IF I CAN'T TRADE FOR COAL...
It was time for Egypt to make a bold move. I loaded one settler and seven freshly-built vet riflemen onto two galleons, sailed over to the German coal tile - conveniently on the coast - and plopped all eight units atop it in 1140. I allied myself with the Americans, built a city on the coal tile one turn later, and hunkered down. To my surprise, that the Germans ignored me, moving past to defend the cities to the north against the invading Americans. I quickly built a harbor, temple, and barracks, then waited for an opportunity to make peace with the Germans, so that I could ship the coal back home.
Peace with Germany came a century later. I spent that time trading luxuries for tech, falling no further behind, and researching straight for Scientific Method. I reached that first, and sold it at a fairly safe point for lots of everything. On the military front, I decided that there was no point to building cavalry, as infantry would soon be a more useful all-around unit. So I built enough riflemen to guard all of my cities (and two cavalry, by mistake).
THE GLORIOUS CENTURY
By 1300, everything started to come together. I switched to democracy, killed a rare German longbowman with my lone War Chariot to launch a Golden Age, and - most importantly - built the Theory of Evolution in 1320. This gave me enough of a lead in one tech branch to catch up where I was behind, and take the overall tech lead for good. It also gave me a huge supply of gold which, combined with the three luxuries I controlled, allowed me to trade the Americans for oil, and the Japanese for rubber. (Yes, I lacked those resources as well.)

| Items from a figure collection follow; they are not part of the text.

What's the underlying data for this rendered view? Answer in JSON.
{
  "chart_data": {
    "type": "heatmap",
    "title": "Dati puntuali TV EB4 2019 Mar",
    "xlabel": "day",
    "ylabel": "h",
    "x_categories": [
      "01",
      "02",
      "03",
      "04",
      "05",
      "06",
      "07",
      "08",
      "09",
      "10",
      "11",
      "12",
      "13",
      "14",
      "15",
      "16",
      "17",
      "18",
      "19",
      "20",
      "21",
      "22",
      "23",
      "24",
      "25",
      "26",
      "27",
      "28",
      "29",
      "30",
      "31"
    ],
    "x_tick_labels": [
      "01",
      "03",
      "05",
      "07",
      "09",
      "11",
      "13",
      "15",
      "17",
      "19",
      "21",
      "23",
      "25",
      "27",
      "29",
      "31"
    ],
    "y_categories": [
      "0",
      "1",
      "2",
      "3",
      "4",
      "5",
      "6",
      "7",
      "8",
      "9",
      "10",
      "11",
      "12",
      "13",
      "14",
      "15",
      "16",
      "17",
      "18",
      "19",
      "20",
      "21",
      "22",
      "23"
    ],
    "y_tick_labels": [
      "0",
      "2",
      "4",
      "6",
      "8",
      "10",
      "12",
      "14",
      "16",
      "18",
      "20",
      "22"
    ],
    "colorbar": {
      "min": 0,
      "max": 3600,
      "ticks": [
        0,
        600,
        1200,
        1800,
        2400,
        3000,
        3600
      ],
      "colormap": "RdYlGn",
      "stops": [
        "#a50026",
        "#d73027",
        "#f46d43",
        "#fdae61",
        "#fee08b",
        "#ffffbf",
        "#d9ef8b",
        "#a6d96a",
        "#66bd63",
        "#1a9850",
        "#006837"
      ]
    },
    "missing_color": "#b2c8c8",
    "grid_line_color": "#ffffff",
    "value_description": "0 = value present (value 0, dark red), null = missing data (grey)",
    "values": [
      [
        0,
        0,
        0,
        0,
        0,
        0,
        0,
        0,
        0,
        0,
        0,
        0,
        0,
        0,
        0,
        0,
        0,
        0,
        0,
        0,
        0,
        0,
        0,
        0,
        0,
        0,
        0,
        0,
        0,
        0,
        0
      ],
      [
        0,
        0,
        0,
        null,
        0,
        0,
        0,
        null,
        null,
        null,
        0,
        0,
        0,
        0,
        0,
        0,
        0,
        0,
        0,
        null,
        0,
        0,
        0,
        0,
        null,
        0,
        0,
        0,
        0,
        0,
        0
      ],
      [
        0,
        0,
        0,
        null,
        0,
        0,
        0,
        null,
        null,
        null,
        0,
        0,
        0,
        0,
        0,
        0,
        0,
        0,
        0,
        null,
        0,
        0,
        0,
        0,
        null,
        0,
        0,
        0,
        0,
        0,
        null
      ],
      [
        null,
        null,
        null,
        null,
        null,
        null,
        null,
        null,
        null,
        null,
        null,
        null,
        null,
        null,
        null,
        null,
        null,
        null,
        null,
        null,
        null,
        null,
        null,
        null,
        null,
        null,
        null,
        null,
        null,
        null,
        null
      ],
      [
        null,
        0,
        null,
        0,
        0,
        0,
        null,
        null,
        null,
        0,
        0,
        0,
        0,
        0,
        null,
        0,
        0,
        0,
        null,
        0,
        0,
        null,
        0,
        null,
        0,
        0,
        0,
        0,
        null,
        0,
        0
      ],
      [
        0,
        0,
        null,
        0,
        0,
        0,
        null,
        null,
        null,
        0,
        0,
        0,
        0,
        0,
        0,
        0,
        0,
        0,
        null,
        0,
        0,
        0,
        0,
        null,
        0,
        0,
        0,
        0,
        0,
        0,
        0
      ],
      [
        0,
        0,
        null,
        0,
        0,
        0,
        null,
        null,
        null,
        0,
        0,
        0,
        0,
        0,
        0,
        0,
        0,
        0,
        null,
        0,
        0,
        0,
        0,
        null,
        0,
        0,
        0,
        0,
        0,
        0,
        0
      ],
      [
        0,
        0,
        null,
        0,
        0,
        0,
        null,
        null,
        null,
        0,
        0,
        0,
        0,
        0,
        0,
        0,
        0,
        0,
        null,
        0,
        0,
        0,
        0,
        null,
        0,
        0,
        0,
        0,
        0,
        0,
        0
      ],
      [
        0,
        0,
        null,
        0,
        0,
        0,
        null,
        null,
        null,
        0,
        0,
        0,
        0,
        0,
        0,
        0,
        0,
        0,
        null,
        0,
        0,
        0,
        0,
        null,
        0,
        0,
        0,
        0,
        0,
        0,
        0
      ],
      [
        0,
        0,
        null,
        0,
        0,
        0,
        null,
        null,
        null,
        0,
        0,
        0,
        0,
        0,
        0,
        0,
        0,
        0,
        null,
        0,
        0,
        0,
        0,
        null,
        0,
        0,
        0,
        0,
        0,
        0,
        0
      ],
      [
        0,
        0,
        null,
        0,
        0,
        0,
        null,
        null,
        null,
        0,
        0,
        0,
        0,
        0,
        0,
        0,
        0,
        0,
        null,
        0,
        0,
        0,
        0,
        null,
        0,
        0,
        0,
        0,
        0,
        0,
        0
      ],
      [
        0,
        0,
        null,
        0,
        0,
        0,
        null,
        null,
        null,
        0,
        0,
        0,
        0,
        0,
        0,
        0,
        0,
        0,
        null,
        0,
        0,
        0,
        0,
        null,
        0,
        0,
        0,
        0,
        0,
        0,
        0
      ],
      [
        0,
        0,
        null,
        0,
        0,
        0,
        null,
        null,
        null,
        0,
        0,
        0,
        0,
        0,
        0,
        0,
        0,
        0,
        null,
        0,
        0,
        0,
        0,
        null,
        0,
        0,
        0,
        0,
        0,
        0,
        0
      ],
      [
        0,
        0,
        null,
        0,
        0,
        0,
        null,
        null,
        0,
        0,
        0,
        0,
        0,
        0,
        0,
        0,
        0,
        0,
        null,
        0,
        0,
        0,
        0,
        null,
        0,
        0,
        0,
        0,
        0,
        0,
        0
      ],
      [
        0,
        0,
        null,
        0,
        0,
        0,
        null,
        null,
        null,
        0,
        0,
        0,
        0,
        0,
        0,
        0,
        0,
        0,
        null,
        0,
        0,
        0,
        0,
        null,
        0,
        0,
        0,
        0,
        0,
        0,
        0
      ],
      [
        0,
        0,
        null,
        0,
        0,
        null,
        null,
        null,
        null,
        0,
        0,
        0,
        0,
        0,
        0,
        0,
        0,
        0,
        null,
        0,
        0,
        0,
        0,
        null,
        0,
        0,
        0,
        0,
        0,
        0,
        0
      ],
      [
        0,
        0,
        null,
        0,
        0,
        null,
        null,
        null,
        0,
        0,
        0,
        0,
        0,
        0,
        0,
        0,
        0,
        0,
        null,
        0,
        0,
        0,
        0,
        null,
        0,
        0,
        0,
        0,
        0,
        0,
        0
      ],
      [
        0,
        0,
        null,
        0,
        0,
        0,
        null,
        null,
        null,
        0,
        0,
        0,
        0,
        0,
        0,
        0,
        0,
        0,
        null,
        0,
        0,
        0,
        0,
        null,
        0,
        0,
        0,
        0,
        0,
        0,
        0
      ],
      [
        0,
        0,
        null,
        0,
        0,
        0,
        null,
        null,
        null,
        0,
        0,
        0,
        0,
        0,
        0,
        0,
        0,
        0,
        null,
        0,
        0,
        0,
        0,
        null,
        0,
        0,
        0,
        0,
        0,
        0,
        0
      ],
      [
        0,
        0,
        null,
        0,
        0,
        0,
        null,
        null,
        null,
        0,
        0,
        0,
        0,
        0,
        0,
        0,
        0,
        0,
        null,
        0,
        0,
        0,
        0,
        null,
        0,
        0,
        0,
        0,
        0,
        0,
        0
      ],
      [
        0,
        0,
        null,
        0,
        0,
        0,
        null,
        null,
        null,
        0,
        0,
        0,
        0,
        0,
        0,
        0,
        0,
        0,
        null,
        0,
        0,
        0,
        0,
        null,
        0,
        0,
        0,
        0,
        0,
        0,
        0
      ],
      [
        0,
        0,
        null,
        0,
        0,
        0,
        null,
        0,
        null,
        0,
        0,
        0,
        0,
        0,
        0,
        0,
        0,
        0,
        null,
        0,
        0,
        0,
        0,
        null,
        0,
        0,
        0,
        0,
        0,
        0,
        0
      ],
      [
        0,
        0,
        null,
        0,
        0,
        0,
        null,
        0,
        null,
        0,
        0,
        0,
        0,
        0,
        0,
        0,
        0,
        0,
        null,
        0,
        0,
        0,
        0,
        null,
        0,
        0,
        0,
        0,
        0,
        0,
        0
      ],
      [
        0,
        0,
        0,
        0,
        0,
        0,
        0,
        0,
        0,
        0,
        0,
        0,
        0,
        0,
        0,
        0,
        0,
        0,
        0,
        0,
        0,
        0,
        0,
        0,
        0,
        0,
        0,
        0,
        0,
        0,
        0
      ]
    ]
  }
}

While I couldn't build Hoover's - no rivers - my revved-up workers cranked out one railroaded grassland tile per turn each, while my cities built factories and coal plants. These focused mainly on airports and tanks. In 1375, Egypt entered the Modern Age ahead of all the other civs, and its four tanks were the only ones on the globe. By 1400, when the Golden Age ended, Egypt was still second-worst in points and fourth in size and population... but it was first in productivity and mfg. goods, second in income, and third in gnp. My war chest had 3500 gold, and rising. And every single tile was mined and railroaded.
WHAT DOES THE FUTURE HOLD? ALUMINUM AND URANIUM, I HOPE
Things look good, even though I've never played a game like this one. As a rule, my forces consist almost solely of fastmovers, but in this game I built almost none entering the modern age, and used only one offensively: the War Chariot that launched my GA. My war totals are one city built on foreign territory, and one chariot killed, to about four of the enemy. In the end, this is a very contained builder game that turned around on two key successes: the taking of the German coal, and the building of the TOE.
The plan for the end game is to build a force of about 20 tanks, and enough airports to have instant global deployment in case of attack. One settler is en route to claim some available oil on a tiny northern island that the dying Aztecs haven't quite filled in. This leaves only rubber as something for which to trade, so whatever gold is left over can be fully applied to maxing the science rate.
What lies between Egypt and the stars? Well, call it a hunch, but I expect to find no aluminum or uranium on any of my tiles. And the AI will close on me in tech, even tough I expect to build SETI. That said, I doubt the AI will beat me to space. I'll let you know how it turns out.